Jesse hollered over the spray of water while waving an open Coke can toward you (who was absolutely not owning anything). You wobbled pathetically along the beginner line where he'd dragged you for "post-exam therapy."

"Nothing like getting soaked and faceplanting a couple times-way better than boring-ass sitting on the beach waiting for a good wave. You just grab the cable and it drags you, makes you a goddess on a board! Science and the power of mechanics, hell yeah!" Jesse was cackling as he explained wakeboarding for the tenth time since you'd arrived, his version of "de-stressing after exams."

Jesse, of course, was a total natural-he'd already zipped around a few times, gliding over ramps like some lovechild of a dirtbag surfer and Rodney Mullen, flipping and landing in the water like gravity was just a suggestion. Now, with a grin, he whipped out his phone and openly started recording as you floundered in the water.

This is absolutely going in the group chat.

A hand landed on Jesse's shoulder, squeezing lightly-he turned, and internally winced. Blonde hair, freckles, a smile that threatened to split her face. Bianca. One of his exes, apparently here, apparently thinking nothing had ever changed-her hand still resting on his shoulder.

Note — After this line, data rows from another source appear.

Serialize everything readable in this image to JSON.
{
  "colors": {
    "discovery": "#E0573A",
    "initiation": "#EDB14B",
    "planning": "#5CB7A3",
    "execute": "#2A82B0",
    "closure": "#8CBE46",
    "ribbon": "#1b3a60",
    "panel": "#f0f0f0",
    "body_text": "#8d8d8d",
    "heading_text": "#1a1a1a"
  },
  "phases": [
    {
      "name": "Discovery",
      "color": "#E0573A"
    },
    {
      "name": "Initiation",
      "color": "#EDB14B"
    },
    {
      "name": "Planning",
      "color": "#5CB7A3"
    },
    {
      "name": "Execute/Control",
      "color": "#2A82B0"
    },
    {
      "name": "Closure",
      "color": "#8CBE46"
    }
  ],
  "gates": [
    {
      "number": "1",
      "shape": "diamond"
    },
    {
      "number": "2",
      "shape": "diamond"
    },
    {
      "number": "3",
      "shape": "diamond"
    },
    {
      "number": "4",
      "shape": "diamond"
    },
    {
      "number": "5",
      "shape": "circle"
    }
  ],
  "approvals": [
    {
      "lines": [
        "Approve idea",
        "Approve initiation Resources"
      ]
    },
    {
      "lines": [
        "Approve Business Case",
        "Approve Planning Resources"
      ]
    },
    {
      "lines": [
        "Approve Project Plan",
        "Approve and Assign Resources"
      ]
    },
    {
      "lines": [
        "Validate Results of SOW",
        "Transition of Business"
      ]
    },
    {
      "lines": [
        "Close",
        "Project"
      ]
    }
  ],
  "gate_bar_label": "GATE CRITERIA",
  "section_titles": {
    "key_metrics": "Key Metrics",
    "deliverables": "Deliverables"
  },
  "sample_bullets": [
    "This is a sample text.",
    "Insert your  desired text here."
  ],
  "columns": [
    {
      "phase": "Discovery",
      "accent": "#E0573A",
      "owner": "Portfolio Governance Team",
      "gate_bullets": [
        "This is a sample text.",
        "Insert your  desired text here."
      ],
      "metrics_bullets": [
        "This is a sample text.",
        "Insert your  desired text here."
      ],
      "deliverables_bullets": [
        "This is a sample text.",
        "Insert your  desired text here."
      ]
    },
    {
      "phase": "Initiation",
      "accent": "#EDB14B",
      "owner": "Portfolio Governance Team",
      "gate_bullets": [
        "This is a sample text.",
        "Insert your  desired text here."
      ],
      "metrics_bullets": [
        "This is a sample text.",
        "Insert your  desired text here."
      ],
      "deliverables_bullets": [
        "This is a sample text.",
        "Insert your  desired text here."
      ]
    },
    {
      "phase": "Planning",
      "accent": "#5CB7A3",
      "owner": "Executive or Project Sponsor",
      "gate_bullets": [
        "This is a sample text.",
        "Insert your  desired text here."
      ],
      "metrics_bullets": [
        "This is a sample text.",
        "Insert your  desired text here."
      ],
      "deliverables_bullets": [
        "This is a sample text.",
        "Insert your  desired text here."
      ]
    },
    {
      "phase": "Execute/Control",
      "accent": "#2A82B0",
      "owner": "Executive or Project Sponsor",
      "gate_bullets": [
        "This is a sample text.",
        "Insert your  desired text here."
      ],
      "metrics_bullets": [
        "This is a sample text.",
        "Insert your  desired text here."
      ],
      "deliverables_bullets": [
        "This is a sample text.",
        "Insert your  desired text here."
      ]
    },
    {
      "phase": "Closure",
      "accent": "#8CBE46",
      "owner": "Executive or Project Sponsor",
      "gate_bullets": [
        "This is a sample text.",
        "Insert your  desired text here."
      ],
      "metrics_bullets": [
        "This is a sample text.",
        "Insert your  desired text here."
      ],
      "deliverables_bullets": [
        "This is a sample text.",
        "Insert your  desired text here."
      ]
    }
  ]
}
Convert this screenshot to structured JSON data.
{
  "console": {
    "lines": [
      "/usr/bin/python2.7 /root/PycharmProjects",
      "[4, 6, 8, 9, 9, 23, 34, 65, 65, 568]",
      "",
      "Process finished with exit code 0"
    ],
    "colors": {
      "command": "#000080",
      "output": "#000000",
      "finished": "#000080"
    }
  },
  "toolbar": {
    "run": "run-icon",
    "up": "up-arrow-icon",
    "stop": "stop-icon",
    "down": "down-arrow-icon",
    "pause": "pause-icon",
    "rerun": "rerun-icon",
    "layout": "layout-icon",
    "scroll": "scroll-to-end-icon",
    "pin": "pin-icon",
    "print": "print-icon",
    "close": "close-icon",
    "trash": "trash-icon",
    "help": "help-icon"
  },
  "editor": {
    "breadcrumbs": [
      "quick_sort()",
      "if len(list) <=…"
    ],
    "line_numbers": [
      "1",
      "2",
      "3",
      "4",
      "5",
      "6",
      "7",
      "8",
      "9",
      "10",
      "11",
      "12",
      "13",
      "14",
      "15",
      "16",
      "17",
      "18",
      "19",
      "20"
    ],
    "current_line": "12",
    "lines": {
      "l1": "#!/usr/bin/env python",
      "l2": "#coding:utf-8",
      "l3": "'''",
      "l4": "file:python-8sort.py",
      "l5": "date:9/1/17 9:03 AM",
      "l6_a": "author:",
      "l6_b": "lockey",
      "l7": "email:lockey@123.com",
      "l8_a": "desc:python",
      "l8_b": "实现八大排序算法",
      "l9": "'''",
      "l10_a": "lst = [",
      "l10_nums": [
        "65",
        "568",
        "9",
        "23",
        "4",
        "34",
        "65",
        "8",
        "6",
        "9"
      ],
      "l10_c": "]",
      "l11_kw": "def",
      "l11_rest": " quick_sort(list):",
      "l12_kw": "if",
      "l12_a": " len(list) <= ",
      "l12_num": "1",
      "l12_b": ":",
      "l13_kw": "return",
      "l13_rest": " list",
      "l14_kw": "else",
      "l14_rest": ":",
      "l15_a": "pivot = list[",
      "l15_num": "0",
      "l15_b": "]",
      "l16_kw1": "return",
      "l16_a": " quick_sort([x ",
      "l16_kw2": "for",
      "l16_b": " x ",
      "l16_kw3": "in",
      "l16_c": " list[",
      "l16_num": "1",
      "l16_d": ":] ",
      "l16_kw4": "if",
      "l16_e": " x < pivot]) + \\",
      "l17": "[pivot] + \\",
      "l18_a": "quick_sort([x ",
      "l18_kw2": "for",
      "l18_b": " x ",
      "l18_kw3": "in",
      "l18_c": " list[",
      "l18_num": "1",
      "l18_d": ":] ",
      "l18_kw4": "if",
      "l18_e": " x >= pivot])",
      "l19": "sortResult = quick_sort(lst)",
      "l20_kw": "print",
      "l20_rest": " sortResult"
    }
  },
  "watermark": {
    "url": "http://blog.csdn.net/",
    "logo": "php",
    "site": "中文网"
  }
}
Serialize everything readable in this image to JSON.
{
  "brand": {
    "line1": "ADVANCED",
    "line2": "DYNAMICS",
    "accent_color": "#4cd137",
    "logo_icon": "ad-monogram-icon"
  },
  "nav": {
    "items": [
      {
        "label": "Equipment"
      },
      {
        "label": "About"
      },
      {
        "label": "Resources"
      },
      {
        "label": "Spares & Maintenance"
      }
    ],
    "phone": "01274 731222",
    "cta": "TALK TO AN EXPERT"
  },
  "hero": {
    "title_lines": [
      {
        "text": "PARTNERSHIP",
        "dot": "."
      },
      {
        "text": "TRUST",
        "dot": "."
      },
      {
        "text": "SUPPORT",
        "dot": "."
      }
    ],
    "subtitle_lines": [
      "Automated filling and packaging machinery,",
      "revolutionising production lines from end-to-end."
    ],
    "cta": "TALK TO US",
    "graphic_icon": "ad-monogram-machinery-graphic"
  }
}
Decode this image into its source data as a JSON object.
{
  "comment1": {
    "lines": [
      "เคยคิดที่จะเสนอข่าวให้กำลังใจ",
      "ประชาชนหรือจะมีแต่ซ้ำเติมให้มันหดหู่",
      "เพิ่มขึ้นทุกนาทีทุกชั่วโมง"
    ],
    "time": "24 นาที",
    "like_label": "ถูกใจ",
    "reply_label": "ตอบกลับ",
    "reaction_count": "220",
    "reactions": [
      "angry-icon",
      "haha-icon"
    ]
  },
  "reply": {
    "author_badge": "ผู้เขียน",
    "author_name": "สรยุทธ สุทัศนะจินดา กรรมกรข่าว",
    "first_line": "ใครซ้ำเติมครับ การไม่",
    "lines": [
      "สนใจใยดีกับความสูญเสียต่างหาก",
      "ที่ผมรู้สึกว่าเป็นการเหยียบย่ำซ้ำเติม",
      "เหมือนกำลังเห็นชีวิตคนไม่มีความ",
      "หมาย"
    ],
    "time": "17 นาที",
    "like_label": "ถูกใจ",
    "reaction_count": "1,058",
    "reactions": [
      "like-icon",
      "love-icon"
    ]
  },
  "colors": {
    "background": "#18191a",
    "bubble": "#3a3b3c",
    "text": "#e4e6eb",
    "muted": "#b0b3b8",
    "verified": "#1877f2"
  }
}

"Wow, Jess, hey! Imagine running into you here-fate, right?" She laughed, her soaked tank top clinging to her body, nipples on full display. "Wanna make it interesting like old times? One kiss for every wipeout?"

Her tone was playful, cocky, like she'd already won and was halfway to sticking her tongue down his throat.

Jesse took a swig of his soda and finally shrugged off her hand. "Million dollar offer, but gotta check wifey approval first."

He cupped his hands around his mouth and called out to you, full King of Sarcasm mode. "Hey, Panda-babe! My ex here still thinks she's got a shot-what do you think about that?"